Consumers already suffering from the loss of a loved one are up against significant headwinds as they try to make funeral arrangements. A new report found only 25% of funeral homes fully disclose prices on their website, and a meager 16% fully disclose prices both on their website and in response to consumer inquiries.
The difference in cost for the same services can be extreme: from over $2,500 to almost $14,000 for a full-service funeral.
The Consumer Federation of America held on Monday a teleconference outlining the results of its report on the cost of dying in America. The report was conducted jointly with the Funeral Consumers Alliance, a nonprofit organization that aims to educate consumers on affordable funeral options.
The report examined disclosure practices at 150 funeral homes across 10 different regions: Atlanta; Denver; Indianapolis; Mercer County, New Jersey; Minneapolis; Orange County, California; Philadelphia; Seattle; Tucson, Arizona; and Washington. Funeral homes were randomly selected and included at least one large chain. Researchers made several attempts to gather pricing information, starting with examining the website, followed by an email, a phone call and in several instances, a visit to the funeral home.
Josh Slocum, executive director of the Funeral Consumers Alliance, said that shopping for funeral services is uniquely difficult for consumers, not just because of the emotional difficulty, but because funeral homes actively hide prices from consumers and “foster mistaken beliefs like ‘embalming is required by law’ or ‘viewing the body is necessary for everyone to grieve properly.’”
He noted that “with few exceptions,” researchers for the survey had to contact funeral homes in the survey repeatedly by phone and email to get pricing information, and in some cases funeral directors were so resistant to send it electronically that it took two to three weeks of contacting the same firm to get prices.

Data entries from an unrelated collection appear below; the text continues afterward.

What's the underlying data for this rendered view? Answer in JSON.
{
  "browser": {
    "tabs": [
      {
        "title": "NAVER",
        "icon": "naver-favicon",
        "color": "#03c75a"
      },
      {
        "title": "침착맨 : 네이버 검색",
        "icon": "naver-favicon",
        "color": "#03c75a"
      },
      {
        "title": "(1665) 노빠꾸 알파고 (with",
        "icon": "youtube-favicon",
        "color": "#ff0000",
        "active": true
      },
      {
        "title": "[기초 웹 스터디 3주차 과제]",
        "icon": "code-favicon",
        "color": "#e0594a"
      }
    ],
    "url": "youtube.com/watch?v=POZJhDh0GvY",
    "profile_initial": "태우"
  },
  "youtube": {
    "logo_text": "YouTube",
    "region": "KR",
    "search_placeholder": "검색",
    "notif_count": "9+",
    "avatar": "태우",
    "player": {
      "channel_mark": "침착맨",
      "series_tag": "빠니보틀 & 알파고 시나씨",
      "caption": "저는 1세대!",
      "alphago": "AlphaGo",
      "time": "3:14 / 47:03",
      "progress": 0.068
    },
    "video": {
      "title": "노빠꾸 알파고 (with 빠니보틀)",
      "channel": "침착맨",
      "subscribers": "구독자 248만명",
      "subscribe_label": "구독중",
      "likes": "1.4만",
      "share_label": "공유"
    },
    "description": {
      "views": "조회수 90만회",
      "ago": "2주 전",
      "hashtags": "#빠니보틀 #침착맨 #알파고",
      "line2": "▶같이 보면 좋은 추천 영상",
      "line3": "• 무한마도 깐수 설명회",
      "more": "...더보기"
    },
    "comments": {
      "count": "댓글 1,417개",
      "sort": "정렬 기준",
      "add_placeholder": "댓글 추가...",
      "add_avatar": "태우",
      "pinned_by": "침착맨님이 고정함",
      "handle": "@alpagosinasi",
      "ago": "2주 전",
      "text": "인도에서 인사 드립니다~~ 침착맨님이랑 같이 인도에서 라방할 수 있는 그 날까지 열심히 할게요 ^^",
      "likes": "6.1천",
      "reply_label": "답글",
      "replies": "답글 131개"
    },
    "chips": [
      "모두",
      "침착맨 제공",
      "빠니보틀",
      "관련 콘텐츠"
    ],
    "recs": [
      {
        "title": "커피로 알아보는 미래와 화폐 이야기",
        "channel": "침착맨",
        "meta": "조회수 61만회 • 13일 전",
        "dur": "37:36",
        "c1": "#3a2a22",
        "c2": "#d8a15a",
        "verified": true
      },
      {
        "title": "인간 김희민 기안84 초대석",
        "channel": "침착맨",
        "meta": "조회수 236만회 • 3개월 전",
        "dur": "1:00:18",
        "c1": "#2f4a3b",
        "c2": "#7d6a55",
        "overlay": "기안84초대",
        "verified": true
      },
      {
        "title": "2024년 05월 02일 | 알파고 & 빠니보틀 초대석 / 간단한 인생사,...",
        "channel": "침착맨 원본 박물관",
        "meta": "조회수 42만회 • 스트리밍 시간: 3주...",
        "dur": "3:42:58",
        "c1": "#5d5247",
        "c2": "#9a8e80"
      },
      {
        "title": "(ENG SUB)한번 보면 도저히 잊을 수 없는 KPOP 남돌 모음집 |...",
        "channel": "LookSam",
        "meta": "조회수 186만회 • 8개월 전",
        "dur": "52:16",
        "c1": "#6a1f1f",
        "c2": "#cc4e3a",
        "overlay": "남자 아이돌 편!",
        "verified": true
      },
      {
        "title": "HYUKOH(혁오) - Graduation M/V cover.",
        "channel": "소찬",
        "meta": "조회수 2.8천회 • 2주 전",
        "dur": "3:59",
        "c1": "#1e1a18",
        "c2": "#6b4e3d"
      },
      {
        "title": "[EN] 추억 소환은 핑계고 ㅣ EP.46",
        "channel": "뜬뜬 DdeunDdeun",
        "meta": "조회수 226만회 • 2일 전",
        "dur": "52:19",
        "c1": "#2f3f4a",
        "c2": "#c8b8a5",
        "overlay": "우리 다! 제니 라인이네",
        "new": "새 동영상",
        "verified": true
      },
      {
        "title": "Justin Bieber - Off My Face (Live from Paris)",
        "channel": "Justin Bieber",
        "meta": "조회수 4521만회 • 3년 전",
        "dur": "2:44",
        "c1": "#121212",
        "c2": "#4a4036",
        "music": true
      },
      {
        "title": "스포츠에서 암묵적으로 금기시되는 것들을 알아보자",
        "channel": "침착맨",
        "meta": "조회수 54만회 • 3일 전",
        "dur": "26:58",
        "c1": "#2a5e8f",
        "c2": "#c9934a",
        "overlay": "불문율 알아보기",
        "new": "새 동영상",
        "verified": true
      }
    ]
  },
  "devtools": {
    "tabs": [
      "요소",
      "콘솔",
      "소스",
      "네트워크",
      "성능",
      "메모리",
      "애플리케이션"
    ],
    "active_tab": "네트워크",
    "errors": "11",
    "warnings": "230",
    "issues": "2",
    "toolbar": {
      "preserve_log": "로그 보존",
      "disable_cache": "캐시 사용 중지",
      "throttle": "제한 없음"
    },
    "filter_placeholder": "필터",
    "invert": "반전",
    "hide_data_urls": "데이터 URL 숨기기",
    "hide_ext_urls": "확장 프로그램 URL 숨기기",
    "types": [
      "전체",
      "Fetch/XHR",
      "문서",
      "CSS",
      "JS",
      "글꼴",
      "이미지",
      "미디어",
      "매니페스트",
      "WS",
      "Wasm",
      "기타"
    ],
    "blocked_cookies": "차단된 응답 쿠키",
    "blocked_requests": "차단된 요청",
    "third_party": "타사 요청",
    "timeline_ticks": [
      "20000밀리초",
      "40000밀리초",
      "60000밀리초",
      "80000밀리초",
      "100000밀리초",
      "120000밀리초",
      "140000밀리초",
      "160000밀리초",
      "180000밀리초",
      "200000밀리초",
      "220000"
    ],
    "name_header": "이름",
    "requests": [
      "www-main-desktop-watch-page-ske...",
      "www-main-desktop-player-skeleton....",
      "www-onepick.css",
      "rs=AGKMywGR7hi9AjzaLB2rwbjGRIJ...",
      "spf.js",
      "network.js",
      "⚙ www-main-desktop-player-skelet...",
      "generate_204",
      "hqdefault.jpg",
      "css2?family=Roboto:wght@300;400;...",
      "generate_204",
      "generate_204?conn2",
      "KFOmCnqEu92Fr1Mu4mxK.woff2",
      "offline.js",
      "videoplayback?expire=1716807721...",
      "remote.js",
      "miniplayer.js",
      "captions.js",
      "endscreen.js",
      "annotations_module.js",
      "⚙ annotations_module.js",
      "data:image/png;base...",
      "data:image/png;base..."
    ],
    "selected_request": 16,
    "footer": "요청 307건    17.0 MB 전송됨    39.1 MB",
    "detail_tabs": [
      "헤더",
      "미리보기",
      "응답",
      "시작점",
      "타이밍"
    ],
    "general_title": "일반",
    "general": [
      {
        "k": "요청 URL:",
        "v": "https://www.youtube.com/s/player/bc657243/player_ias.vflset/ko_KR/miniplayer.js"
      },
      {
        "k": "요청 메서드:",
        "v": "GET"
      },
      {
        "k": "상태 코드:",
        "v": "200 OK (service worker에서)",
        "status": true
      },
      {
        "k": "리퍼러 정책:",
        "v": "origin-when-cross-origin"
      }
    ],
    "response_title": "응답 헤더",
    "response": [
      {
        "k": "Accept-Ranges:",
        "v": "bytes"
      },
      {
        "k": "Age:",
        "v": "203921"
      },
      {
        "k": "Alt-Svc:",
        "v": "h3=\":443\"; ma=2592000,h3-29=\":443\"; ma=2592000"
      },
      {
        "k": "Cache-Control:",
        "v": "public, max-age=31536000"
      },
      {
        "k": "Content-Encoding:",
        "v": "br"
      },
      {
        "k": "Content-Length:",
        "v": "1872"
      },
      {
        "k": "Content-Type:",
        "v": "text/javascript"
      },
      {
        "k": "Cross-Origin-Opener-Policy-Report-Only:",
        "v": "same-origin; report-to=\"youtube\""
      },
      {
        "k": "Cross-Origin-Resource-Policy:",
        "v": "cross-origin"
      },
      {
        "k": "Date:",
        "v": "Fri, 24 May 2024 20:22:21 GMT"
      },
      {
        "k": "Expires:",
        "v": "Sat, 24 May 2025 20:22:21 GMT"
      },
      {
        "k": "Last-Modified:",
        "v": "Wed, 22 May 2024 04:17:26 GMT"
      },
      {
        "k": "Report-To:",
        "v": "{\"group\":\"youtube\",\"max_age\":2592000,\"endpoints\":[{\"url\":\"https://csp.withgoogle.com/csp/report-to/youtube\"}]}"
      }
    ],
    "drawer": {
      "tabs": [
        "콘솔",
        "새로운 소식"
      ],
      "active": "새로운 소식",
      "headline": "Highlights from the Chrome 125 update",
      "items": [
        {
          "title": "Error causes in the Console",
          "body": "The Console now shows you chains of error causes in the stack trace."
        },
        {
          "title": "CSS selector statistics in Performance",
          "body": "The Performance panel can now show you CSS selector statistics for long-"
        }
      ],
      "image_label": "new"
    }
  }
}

Slocum said that funeral homes often act as if they’re being persecuted by disclosure rules imposed on them. He said some of the homes took an “adversarial” tone with researchers. In one case, a researcher sent the funeral home a self-addressed, stamped envelope asking for information for a survey and requesting a price list. “Instead of doing this, the funeral home tucked her letter back into the self-addressed stamped envelope and made notes on it about how they weren’t required by law to give prices by mail, but if she wanted to travel several states away to meet them they’d be happy to.”
The Funeral Rule
Recognizing the “unique vulnerability” of consumers trying to lay loved ones to rest, the Federal Trade Commission passed the Funeral Rule in 1982, which requires funeral homes to disclose prices by phone, to give out printed itemized price lists to consumers who visit the home and “most importantly, bars the historical industry practice of funeral bundling.”
Before the Funeral Rule, Slocum said, most funeral homes sold a casket with other services included in the price whether the consumer wanted them or not. “Thirty-three years after the Funeral Rule, it’s still too difficult for consumers to compare prices,” he said.
Slocum argued that it was time for the Federal Trade Commission to update the Funeral Rule to better protect consumers in the age of the Internet.
The Internet has changed the way consumers shop for goods and services. “We know how to compare features and prices on appliances and big-ticket consumer goods, but we know very little about our options for funerals,” Slocum said.
He added that if funeral homes constructed the price lists they give consumers who visit the home the way they present them on their websites, “they would be violating federal law.”
“The pre-Internet Funeral Rule was the best we could do in a world of typewriters and telephones, but the Internet has changed everything for American consumers, except consumers of funeral services,” he said. “For them, it’s shopping by telephone or physical visits to multiple funeral homes, just like in 1982.”
Slocum noted that California has led the way in protecting funeral consumers. In 2013, it became the first — and is still the only — state to require funeral homes to put their complete general price list online or at least list the services they offer and disclose that consumers can request a complete list.
He urged the FTC to follow California’s example and update the Funeral Rule. “Any funeral home that has a website should be required to post its prices and consumer disclosures on that website,” he said.
There would be benefits to the funeral home as well as the consumer. “Posting a simple document online costs almost nothing and certainly less than cost of the paper you have to print it on, and informed consumers make satisfied customers,” he said.